Андрей встал и подошел близко к боярыне.
– Дуня! Вот она, судьба-то! Я ли не любил тебя, а ты меня и слушать не хотела, теперь самой пришлось стать немилой женой. Ты вот говоришь, что у тебя тяжко на сердце, что болит оно… А как у меня-то сердце болело, когда он – бес этот, Павел – отнимал тебя у меня… Эх, родная моя! Вспомнить, так и то жутко, а каково терпеть! Да ты теперь понимаешь сама… Что таиться, Дуняша! И теперь у меня еще не все прошло… Тише стало, но все нет-нет да и нападет тоска, когда вспомню, что счастье мне боярин вот этот самый, муженек твой – ветрогон, украл… Да и не люблю же я его! Ох, как не люблю! Так бы вот, кажись, и убил!
– Полно, Андрюша!
– Нет, я правду говорю, Дуня! Кабы он взял тебя у меня да счастливой сделал – ну, тяжко мне было б, а все я хоть твоему счастью радовался бы… У, ирод! Дуняша! Голубка моя! Я все вызнаю про мужа твоего, как бы он ни скрывал… Шаг за шагом его выслежу… Обещай только… – голос Андрея задрожал от волнения, – только, что опять ты будешь со мной всякой думой своей делиться, будешь «дружком милым», как встарь, называть. Ничего больше не надо мне, солнышко мое ясное!
И Андрей поднес к губам и покрывал поцелуями руки ее.

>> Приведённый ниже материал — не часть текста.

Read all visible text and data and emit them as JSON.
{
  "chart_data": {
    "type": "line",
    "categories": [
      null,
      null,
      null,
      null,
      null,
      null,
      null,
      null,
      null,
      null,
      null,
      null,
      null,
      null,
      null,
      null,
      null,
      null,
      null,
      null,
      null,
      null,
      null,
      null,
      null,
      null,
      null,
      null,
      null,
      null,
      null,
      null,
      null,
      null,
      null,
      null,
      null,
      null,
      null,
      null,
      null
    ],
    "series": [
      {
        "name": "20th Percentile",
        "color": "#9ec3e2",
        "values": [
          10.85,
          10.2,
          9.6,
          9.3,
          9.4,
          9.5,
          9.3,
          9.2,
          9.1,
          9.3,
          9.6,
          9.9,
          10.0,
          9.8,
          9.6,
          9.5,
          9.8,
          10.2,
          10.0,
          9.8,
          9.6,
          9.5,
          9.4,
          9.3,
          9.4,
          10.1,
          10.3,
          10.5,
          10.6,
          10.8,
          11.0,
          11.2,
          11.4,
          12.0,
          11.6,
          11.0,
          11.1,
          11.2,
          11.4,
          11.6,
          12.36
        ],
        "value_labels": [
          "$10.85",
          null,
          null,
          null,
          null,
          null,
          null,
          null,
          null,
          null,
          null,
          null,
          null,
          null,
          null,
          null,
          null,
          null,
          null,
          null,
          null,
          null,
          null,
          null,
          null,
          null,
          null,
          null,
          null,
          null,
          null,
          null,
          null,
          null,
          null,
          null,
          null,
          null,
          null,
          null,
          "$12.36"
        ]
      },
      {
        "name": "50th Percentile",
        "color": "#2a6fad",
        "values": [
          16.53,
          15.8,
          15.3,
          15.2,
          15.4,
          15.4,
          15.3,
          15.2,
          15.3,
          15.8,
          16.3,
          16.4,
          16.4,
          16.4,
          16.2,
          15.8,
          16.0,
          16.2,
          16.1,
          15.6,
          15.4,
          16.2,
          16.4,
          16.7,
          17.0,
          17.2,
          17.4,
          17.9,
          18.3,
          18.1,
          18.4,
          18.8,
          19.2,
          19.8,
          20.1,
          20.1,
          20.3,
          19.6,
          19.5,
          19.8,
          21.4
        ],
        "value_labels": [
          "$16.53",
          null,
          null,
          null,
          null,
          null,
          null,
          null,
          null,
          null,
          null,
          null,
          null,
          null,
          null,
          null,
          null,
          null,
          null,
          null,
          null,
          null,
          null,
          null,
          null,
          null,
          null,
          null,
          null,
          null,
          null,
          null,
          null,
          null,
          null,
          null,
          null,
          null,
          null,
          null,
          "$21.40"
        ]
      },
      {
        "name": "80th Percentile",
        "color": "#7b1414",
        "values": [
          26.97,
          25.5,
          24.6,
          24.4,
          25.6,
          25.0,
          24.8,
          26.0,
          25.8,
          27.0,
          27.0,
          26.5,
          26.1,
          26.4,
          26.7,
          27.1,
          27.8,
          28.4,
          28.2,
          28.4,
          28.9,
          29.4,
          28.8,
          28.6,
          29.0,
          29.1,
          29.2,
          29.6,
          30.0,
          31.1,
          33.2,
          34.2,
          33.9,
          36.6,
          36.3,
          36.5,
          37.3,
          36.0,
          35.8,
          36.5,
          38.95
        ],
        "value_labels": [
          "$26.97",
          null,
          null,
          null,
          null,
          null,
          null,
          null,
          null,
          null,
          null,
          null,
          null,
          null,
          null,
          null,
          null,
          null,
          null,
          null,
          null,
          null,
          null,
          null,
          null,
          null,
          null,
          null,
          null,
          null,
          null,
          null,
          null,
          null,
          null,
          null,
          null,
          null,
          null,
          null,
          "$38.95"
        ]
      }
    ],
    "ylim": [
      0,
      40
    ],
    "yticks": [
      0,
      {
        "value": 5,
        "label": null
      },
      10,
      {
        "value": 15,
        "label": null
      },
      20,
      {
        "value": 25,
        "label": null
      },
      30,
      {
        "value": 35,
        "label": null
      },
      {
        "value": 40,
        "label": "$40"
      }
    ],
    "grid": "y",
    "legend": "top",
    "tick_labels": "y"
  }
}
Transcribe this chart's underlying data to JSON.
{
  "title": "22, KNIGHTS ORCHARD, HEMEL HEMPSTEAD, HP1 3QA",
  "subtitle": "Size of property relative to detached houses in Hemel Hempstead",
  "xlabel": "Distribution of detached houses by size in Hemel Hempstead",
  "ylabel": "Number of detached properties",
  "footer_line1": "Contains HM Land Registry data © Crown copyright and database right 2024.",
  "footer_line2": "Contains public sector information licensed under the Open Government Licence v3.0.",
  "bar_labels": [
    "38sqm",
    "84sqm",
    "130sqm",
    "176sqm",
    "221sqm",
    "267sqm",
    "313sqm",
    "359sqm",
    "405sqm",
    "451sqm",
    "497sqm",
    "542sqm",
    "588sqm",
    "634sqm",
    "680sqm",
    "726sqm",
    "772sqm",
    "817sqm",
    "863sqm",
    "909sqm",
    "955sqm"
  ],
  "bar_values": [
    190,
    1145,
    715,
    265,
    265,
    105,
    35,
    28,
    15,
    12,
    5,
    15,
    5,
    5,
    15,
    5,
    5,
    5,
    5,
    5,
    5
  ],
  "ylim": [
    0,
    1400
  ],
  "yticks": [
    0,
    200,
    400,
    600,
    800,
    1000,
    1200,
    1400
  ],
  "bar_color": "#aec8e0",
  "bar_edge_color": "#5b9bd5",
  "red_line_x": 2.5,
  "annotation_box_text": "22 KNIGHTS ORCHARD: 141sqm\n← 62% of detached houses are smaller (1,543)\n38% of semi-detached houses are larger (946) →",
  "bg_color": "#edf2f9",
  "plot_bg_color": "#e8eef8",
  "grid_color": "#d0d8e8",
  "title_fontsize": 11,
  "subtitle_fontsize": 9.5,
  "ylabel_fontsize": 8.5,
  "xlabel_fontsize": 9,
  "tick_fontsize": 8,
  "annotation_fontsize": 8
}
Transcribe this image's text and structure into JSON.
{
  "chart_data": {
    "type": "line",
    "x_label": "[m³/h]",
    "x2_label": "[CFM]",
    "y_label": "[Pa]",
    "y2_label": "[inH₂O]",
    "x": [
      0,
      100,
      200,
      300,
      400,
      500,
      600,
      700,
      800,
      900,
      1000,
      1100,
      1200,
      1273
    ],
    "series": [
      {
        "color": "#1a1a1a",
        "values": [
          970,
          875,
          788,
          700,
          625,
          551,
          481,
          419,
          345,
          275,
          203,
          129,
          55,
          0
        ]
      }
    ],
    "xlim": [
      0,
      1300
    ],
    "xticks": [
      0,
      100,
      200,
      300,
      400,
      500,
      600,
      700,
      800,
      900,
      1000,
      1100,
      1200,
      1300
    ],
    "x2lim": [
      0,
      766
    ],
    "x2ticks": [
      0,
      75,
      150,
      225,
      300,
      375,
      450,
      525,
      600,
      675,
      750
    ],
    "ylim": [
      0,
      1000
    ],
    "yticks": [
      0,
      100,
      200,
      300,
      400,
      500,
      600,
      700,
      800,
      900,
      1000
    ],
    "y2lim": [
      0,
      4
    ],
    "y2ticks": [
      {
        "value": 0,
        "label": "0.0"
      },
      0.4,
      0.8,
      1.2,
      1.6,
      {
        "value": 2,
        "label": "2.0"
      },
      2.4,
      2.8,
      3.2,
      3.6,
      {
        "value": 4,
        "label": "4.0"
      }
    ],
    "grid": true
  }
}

– Обещаю! Обещаю, родной! Только разведай!
– Вот крест тебе святой, что разведаю!
XXIII. «Это – он!»
– Он едет! – говорили друг другу бояре. Кто едет, о том не спрашивали, каждый из них знал, что это – «королевич», принц датский, Иван, или Иоанн, как любили да и до сих пор любят называть по-церковному некоторых лиц, носящих это имя, или Яган – испорченное Иоганн – как записан этот принц в бумагах того времени.
10 августа 1602 года он прибыл к устью Наровы, плыл на царских судах и при громе пушек ступил на Русскую землю.
К Москве ехали не торопясь. Это была скорее увеселительная прогулка, чем путешествие: где б ни остановился королевич, в городе ли, в бедной ли деревеньке, всюду и он, и его многочисленная свита находили все нужное для отдыха, начиная от царского обеда и кончая великолепными шатрами; всюду же в городах их встречали с почестями, с музыкой, с пушечным громом, с звоном колоколов. Прогулки по рекам на лодках, охота в лесах, еще мало тронутых топором дровосека, прерывали однообразность путешествия.